All five standing workers turned toward him in perfect unison, their movements creating a synchronized mechanical rhythm that sent chills down his spine. When they spoke, their voices harmonized in ways that human vocal cords shouldn't be able to achieve.
"He fell. Needs help. Enhancement... progress... Nexus..."
Marla, pale but resolute, grabbed Caleb's arm, her fingers digging into his flesh with desperate intensity. "We need to move. Now".
But before they could retreat, the lights in the chamber began to strobe, and the machinery throughout the facility increased its tempo. The workers' chanting grew louder, and Caleb could see more figures emerging from other doorways—dozens of them, all moving with the same mechanical precision, all speaking the same harmonic words.
"Enhancement... progress... optimization... Covenant..."
And in that moment, as the facility's true nature revealed itself around them, Caleb understood that they hadn't responded to an industrial accident. They had walked into something far worse—a transformation that was spreading through Grimholt one worker, one patient, one citizen at a time. A covenant of FLESH!
They scrambled, pushing past the approaching ranks of silent, blank-faced workers. The air thickened, not just with the smell of blood and chemicals, but with a growing, sickly-sweet stench of something organic burning, like hair and plastic. As they burst out of the central chamber and into a wider processing bay, the true scale of the horror became terrifyingly clear.
This wasn't just a handful of entranced victims.
A worker staggered past them, his eyes wide and unfocused, one hand clutching his head. He began to convulse, not like a seizure, but like a puppet whose strings were being yanked by unseen, erratic forces. His teeth audibly ground together, and a thin trickle of frothy blood ran from the corner of his mouth.
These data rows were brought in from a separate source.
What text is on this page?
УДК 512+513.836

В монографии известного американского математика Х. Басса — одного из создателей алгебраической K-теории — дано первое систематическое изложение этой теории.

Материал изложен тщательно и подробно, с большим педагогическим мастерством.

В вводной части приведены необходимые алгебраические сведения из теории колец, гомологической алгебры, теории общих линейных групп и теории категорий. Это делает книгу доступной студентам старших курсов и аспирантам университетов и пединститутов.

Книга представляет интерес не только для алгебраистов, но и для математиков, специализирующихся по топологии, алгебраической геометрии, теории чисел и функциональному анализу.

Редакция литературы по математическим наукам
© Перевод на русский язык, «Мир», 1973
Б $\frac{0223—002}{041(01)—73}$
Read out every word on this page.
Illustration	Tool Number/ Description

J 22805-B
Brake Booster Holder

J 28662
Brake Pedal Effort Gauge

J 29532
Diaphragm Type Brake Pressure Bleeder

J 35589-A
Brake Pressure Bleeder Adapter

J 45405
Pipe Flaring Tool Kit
Then, with a wet pop, his jaw dropped impossibly low – dislocated at both sides, stretched beyond human limits. This revealed a throat that bulged and contracted violently, as if something large was trying to crawl its way up or down within him. A low, guttural moan, utterly inhuman, ripped from him as he lunged blindly at a passing conveyor belt, his head striking it with a sickening thud.
Another figure, slumped against a cooling vat, began to vibrate violently. Fine cracks like fractured porcelain spiderwebbed across the skin of his face, and from beneath the rupturing flesh, a faint, internal luminescence pulsed – blue-green, a cold, alien glow that defied any known biological source. His fingernails elongated, thickening and darkening into black, pointed claws, no longer soft keratin but something hard, almost like polished bone, scoring deep grooves into the steel casing of the vat as he clawed helplessly, his body rigid.
Further down the line, a cluster of what looked like regular workers suddenly turned on a foreman who had been desperately trying to herd them. There was no rage, no human emotion in their assault, only cold, synchronized efficiency. They moved as one, stripping him of his protective gear with unnerving precision. Caleb watched, frozen in horror, as a gloved hand plunged into the foreman's exposed chest, not tearing or ripping, but puncturing the breastbone with surgical ease. The foreman's scream was choked off, his eyes wide and bulging as his body began to convulse, his limbs twitching with the same jerking, predetermined movements Caleb had observed in the domestic violence victim – a horrifying, programmed spasming. A faint hum, like the sound from the sub-basement, now emanated directly from the foreman's chest, vibrating through the floor, a new, unsettling heartbeat.
"They're not just sleepwalking, Caleb," Marla hissed, pulling him forward. "They're becoming… something else. It's spreading through the network."
The ground beneath their feet began to vibrate with increasing intensity, and from the sub-basement, a deeper, more resonant thrumming began to pulse through the very structure of the building. The air is now thick with spores, tiny bioluminescent motes drifting down from the vents like corrupted snow. The transformation was accelerating.